Refusing a Breath Test in NSW
Updated on Nov 17, 2022 • 5 min read • 542 views • Copy Link
Refusing a Breath Test in NSW
A breath test or breath analysis is a test that uses a sample of a person’s breath to estimate their prescribed content of alcohol (PCA), which is the concentration of alcohol in their body. It is conducted by a police officer or by another person employed by the government who is prescribed by the rules on an approved breath analysing instrument. Refusing a breath test in NSW (New South Wales) by refusing to provide a breath sample for road side testing or for analysis, means that you will be charged.
The offences and penalties are set out in the Road Transport Act 2013.
A person can be charged with refusing a breath test in NSW if they either refused to provide a sample or failed to provide a sufficient sample for the test to work at a roadside test. They will be arrested and taken to the police station using whatever force is reasonable and necessary where they will be required to take part in a breath analysis.
Refusing a breath test in NSW
At the police station a police officer will conduct a breath analysis on a machine that provides a print out of the blood alcohol content. If an insufficient sample is provided for the machine to make a reading, the print out will show that. The police officer will allow 3 attempts at a reading. If after 3 attempts there is still an insufficient sample or the person refuses to give a sample, then they will be charged with refusing to undergo breath analysis.
The Breath Analysis machine will always provide a reading that is less than the true blood alcohol concentration. This is due to many factors. You can read about the science behind the machine and the testing here.
The accuracy of breath analysis
There are four defences to a charge of refusing a breath test or a breath analysis.
It is a defence if the driver was unable to submit to the breath analysis due to medical reasons that existed at the time of the request. Expert medical evidence is needed to prove this.
A driver does not need to submit to a breath test or analysis if they have been admitted to the hospital for medical treatment, or if it would be dangerous because of injuries they have sustained. However, the police can have the treating medical officer take a blood test to determine the blood alcohol concentration, unless it would be medically dangerous to do so. If a blood sample is taken, the driver will be provided with their own sample so that they can arrange their own testing.
A driver does not need to submit to a breath test or analysis if they are at home. The driver must be wholly within their property for this to be a defence.
A driver does not have to submit to a breath test or breath analysis if 2 hours have passed from the time that the police were entitled to ask them to undergo the test.
Penalties for refusing a breath test in NSW
Refusing a breath test in NSW is an offence under the Road Transport Act 2013. The maximum penalty is a fine equivalent to 10 penalty units (or about $1,100). There is no automatic licence disqualification, but the court has a discretion to do so.
The penalties for refuse breath analysis are the same as for High Range PCA. If it is your first conviction for a drink driving offence in the last 5 years then the penalty is a fine of up to $3,300.00, imprisonment for up to 18 months, or both, and an automatic disqualification of 3 years (which may be reduced by the court to a minimum 1 year) .
For a second or subsequent offence in the last 5 years then penalties are:
- a fine up to $5,500
- imprisonment for up to 2 years, and
- an automatic disqualification of 3 years (which may be reduced by the court to a minimum 1 year).

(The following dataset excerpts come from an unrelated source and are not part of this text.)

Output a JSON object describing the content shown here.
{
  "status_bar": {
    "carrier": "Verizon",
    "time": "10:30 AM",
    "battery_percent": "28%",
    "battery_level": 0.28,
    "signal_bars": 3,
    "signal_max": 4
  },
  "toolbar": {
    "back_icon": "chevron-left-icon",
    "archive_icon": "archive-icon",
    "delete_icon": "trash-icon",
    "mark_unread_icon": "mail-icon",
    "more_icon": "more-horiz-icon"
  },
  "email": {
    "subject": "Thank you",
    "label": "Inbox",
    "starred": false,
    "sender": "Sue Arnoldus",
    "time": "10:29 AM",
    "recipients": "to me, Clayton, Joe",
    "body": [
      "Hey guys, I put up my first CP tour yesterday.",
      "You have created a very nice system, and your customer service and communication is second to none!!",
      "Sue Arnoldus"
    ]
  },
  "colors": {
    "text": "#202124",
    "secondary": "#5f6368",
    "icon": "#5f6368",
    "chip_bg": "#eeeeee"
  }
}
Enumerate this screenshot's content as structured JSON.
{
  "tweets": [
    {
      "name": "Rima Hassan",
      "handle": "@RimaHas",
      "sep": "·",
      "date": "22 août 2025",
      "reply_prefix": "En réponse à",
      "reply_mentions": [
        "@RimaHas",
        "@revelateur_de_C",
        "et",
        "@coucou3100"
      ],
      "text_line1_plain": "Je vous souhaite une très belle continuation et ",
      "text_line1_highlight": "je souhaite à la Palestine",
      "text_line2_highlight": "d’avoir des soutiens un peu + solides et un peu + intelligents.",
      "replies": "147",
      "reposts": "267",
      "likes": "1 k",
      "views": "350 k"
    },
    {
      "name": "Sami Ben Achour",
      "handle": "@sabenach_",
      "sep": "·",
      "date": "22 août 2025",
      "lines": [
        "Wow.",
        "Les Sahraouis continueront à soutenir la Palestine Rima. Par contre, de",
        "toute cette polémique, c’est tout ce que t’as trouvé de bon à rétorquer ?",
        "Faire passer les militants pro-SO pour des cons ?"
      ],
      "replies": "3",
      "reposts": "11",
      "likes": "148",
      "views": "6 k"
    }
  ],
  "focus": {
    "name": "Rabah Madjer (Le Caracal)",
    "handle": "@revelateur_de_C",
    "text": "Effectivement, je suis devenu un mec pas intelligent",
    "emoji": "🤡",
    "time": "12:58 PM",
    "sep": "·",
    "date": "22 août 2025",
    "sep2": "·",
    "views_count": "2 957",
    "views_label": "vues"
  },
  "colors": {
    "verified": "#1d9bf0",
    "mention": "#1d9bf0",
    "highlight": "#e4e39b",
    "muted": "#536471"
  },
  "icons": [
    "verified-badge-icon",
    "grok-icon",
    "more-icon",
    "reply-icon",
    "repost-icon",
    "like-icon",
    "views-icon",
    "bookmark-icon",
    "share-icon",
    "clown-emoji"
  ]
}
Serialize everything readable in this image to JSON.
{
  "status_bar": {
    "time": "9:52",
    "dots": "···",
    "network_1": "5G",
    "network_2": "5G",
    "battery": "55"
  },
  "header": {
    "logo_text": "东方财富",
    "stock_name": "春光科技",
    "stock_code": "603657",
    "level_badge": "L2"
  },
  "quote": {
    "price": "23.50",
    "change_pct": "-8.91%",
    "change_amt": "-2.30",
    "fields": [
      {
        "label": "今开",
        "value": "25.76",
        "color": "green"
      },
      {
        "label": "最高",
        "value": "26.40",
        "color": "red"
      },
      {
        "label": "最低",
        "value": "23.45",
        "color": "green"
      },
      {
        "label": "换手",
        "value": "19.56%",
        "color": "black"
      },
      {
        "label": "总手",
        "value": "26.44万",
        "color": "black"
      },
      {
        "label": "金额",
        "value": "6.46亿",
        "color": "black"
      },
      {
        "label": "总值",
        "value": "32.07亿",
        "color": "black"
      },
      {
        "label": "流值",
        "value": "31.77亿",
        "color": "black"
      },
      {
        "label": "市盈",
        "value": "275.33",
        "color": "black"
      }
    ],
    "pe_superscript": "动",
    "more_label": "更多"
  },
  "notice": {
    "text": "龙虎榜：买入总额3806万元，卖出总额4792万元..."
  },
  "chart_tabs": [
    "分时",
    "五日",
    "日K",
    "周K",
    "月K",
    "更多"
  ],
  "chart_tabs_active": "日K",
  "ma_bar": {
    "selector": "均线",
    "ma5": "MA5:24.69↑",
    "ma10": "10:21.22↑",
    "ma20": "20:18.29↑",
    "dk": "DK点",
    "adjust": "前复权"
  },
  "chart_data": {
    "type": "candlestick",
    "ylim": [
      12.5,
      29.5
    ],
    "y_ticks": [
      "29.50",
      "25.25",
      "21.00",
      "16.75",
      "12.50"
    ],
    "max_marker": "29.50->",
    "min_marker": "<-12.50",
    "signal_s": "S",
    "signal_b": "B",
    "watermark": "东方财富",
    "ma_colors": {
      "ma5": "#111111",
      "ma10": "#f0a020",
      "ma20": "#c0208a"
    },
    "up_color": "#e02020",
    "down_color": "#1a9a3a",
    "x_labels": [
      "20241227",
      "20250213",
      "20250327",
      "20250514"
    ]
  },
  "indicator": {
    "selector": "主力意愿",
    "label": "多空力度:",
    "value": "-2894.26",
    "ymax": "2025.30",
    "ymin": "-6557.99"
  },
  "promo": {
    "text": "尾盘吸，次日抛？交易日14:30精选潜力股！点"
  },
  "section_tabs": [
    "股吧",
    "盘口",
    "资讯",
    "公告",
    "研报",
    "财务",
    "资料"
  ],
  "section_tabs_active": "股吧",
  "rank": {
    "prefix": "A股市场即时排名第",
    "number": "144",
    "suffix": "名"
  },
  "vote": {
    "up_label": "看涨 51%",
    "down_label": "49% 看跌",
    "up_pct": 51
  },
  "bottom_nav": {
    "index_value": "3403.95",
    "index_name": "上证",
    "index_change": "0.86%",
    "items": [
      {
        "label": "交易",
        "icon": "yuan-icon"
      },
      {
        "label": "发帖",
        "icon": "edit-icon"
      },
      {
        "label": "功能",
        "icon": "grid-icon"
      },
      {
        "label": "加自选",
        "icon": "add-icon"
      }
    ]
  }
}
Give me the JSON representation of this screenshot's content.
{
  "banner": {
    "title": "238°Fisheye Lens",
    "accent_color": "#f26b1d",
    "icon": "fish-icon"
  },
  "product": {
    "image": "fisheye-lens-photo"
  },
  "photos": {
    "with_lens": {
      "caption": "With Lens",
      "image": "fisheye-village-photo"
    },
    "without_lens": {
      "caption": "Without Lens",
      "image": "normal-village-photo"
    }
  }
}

From the 1st February 2015, mandatory Interlock orders came into effect, and in some instances part of the disqualification period may be served with the installation of an interlock device.
When can police request a breath test?
In NSW, police will routinely request a breath test after any traffic violation. They also have the power to randomly stop vehicles and request that certain occupants give a breath sample.
The police can request a breath test of any person who was or is driving a motor vehicle on a road related area or a road or was sitting in the driver’s seat with the ignition turned on. They may also breath test a person who is instructing or sitting in the seat next to a learner licence holder who was driving on a road related area or a road.
Initially, a person will usually (but not always) be required to take part in a preliminary test, which is done by talking into a machine which will detect the presence of alcohol. If alcohol is detected then the police will ask for a breath test.